Now, the claim is that the city won't attract "information workers", that is, young urbanites who want to live in hip cities. And, according to such hipsters as failed mayoral candidate Peter Brown, Houston ain't hip. What we need, according to the Brownster, is for the city to provide "incentives" to developers to create a more "urbane vision". (HT: Gus Van Horn) Froma Harrop writes:
No one is being forced to do anything, he [Brown] told me. "But if the city is going to pay the piper, we play the tune."And if a developer doesn't march to that tune, then what happens Mr. Brown? He gets tossed in jail, has his property seized, or both. But I suppose you wouldn't call that force. Just like you have insisted that "planning" isn't really just a code word for zoning.
What the article doesn't tell us is the nature of government "incentives". They generally consist of something like: "We would really like you to do this. Or else." The "or else" means, government officials will make your life a living hell at every opportunity.

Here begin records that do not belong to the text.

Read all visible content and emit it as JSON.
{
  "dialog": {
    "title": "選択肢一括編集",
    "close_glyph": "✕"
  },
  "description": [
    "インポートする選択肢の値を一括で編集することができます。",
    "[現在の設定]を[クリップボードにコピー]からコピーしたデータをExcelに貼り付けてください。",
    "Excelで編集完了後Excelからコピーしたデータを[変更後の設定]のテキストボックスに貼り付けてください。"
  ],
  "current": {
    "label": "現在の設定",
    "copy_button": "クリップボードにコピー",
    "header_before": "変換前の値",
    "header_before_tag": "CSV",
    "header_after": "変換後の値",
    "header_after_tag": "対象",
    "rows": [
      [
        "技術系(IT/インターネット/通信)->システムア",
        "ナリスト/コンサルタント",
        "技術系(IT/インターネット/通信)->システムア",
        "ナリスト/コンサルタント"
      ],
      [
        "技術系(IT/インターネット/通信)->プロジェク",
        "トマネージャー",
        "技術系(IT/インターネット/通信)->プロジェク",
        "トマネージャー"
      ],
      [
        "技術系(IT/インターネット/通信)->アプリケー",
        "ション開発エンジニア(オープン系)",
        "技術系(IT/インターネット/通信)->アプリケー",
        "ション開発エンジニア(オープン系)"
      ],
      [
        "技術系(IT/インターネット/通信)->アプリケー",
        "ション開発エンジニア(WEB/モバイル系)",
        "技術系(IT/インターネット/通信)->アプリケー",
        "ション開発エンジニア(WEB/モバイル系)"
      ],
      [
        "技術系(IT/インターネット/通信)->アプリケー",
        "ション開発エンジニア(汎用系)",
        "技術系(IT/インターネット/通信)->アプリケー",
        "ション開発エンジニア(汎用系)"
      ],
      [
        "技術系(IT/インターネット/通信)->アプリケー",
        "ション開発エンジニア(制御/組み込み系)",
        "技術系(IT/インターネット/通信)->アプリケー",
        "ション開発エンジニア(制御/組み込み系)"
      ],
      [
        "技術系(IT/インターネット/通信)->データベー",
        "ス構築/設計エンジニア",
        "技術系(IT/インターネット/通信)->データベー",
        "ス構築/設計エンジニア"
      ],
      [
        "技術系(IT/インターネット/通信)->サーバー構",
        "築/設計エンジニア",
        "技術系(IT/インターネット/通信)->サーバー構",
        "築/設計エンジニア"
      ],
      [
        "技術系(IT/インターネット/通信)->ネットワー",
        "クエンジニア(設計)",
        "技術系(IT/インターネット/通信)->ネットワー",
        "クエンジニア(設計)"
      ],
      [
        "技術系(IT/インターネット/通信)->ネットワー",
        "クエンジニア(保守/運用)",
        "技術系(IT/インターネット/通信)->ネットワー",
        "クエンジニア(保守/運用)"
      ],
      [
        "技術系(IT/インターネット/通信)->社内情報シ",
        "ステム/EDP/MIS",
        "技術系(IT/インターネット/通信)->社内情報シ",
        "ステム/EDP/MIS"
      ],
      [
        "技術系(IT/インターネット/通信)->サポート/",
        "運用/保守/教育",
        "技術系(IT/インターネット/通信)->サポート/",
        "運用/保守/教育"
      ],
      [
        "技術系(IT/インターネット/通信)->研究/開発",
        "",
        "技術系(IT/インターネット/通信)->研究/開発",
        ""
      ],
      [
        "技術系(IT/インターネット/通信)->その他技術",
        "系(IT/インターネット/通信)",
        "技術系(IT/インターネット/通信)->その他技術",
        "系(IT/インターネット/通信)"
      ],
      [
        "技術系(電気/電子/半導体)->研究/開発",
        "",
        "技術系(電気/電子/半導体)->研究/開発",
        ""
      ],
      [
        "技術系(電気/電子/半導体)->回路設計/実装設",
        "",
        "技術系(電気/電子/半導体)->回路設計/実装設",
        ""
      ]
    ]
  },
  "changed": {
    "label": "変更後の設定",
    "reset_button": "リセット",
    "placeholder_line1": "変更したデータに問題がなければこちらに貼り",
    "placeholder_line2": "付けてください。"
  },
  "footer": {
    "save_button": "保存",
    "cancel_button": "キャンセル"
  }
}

Given Houston's success in creating jobs and attracting residents--all based on the voluntary consent of those involved--why do some insist that the city resort to coercive measures such as land-use regulations? Pro-zoners have a ready answer:
"The whole dynamic of what it took to succeed has changed," insists Rice University sociologist Stephen Klineberg.In other words, that was then, this is now. If the city is to continue to succeed, it must get "smart", and to the pro-zoning crowd, "smart" means government controls. The uneducated entrepreneurs and visionaries who turned a swamp into the energy capital of the world were simply lucky.
Early last century, Houston boomed as a terminal for the East Texas Oil Field. "You didn't need education to make money," Klineberg says. Energy remains the big employer, but today it's a knowledge industry -- more about servicing producers around the globe than pumping the nearby crude.
Despite Klineberg's arrogant claims, what it takes for a city (or a nation) to succeed hasn't changed. Houston's relative freedom, particularly in land use, has allowed individuals to act according to their own judgment, even when others refused to see their vision. For Houston to continue to succeed, it must rediscover the principles of freedom. It must reject the siren song of the pro-zoners.